One of the workers had heard about our Pizza Hut wage struggle. Another two reacted very positively when we told them about that campaign. Overall the four main workers we spoke to were enthusiastic and appreciative and thought the Solnet idea was really good. They said they’d get in touch, but of course lets see about that. They said there’s about 40 workers inside the warehouse plus many drivers. It’s hard to get how accurate that is as they also said there were loads of start and end times for different shifts. Most workers work directly for UPS, but a very small number worked for another agency as drivers. They said they had the same problems as the in-house workers. We didn’t get to ask but we got the sense that the workers had been there for a while. The workers we spoke to were two black british, two white british and one African guy. There are not many women working there.

Also, someone contacted us about a neighbourhood issue, which hasn’t happened before. There was a North Korean asylum seeker being abused by her rowdy (female) neighbour. It was quite bad, with physicial abuse and lots of shouting, fighting over bins, damage to her property etc. We spoke about this, and the fact that our abilitiy to help in such a situation is a bit limited.

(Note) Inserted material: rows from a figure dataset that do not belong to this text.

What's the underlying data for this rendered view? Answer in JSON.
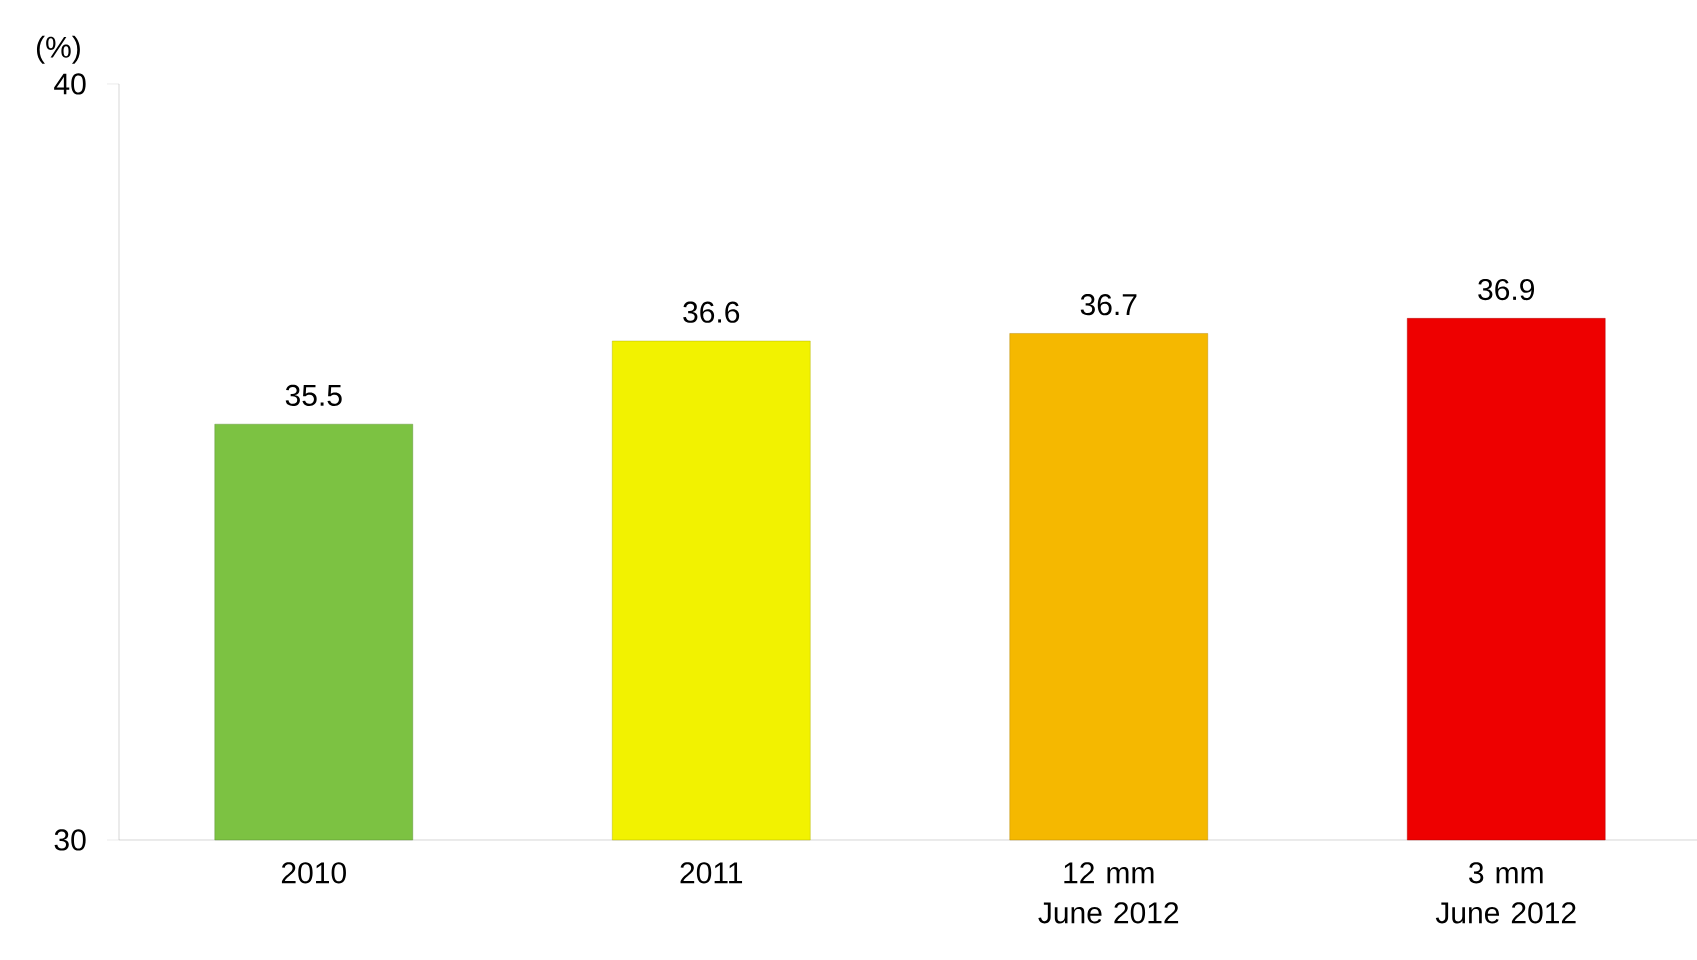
{
  "chart_data": {
    "type": "bar",
    "ylabel": "(%)",
    "categories": [
      "2010",
      "2011",
      "12 mm June 2012",
      "3 mm June 2012"
    ],
    "values": [
      35.5,
      36.6,
      36.7,
      36.9
    ],
    "colors": [
      "#7cc242",
      "#f2f200",
      "#f5b800",
      "#ee0000"
    ],
    "ylim": [
      30,
      40
    ],
    "yticks": [
      30,
      40
    ],
    "data_labels": true
  }
}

We don’t have a solid enough local presence to engage in some kind of direct resolution, and that would risk potentially escelating something that looks like it could be quite explosive. So back up options are supporting the woman with access to translation, signposting to services etc. The local councillors are now involved in this case and I dont think we’ll be doing anything (unless people have a good idea). But might be something to discuss at some point as it’s a typical issue you find in working class areas.”